KJ received the first infusion in February this year, at six months old, sleeping through the entire two-hour process. Within two weeks, KJ was able to eat as much protein as a healthy baby but still needed his medication, indicating that the gene editor had corrected the problem in only a portion of the affected cells. He received a second dose 22 days later, just half the original dosage, and a third earlier this month.
While it’s still too soon to know if he can come off the medication completely, he needs much less and has “sailed through” a few viral illnesses that could have killed him before, Dr Rebecca Ahrens-Nicklas, the Children’s Hospital of Philadelphia doctor who first reached out about gene editing, told the Times.
Some might call KJ’s case a miracle, but for Urnov it’s really “a triumph for the American peoples’ investment in biomedical research.” Federal funds supported the basic research on bacterial immune systems and the discovery it led to, CRISPR. Federal investment in genome sequencing made it possible to identify KJ’s mutation and other investments led to an understanding of KJ’s disease, knowledge that kept him alive long enough to develop the gene editing breakthrough. Such funds supported the lab that invented the gene-editing method used to fix his mutation, as well as the researcher first contacted on the case, Musumuru.

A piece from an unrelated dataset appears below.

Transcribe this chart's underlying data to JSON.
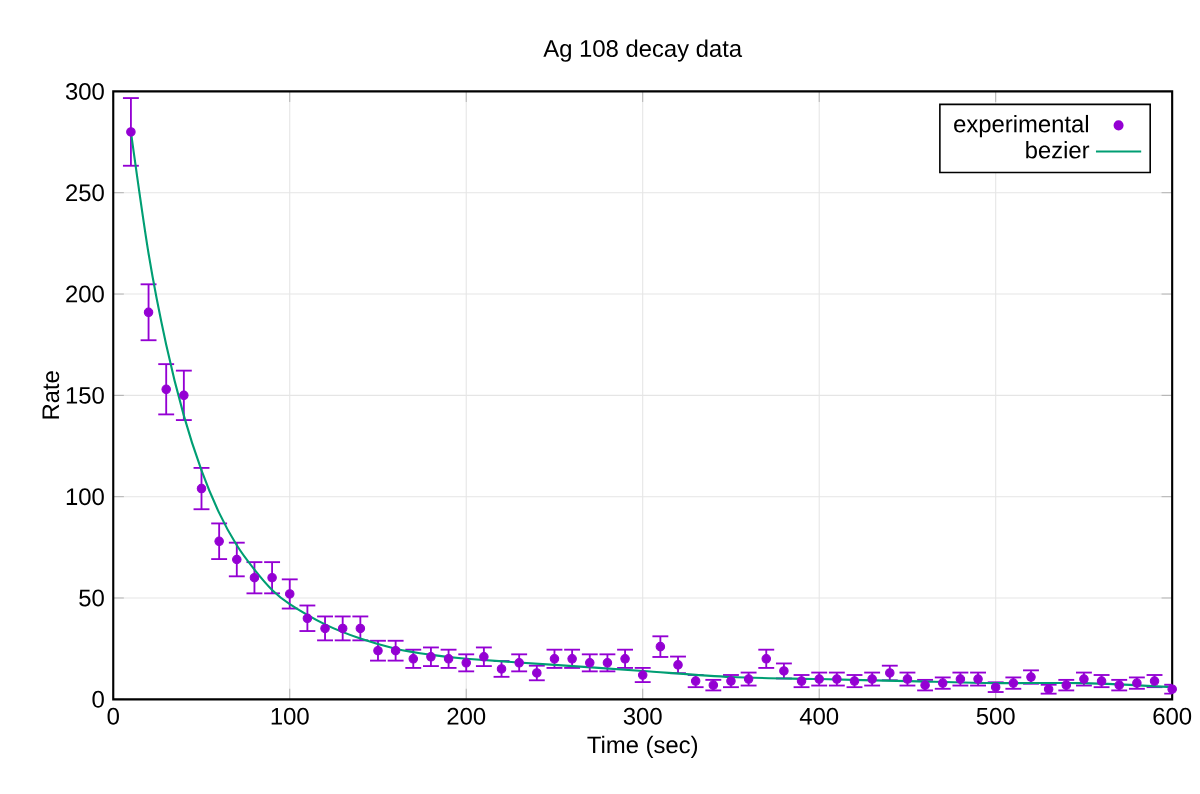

As President Donald Trump pushes to cut billions from science funding, including medical research, KJ’s case serves as an important reminder of why investment in science is critical. For the more than 30 million Americans living with one of over 7,000 rare genetic diseases, government investment is a lifeline.
Most conditions are so rare that no company would be willing to spend the time or money developing a treatment. Yet by investing in each stage of the scientific process, the federal government is able to support medical advances that help millions of Americans like KJ and people around the world.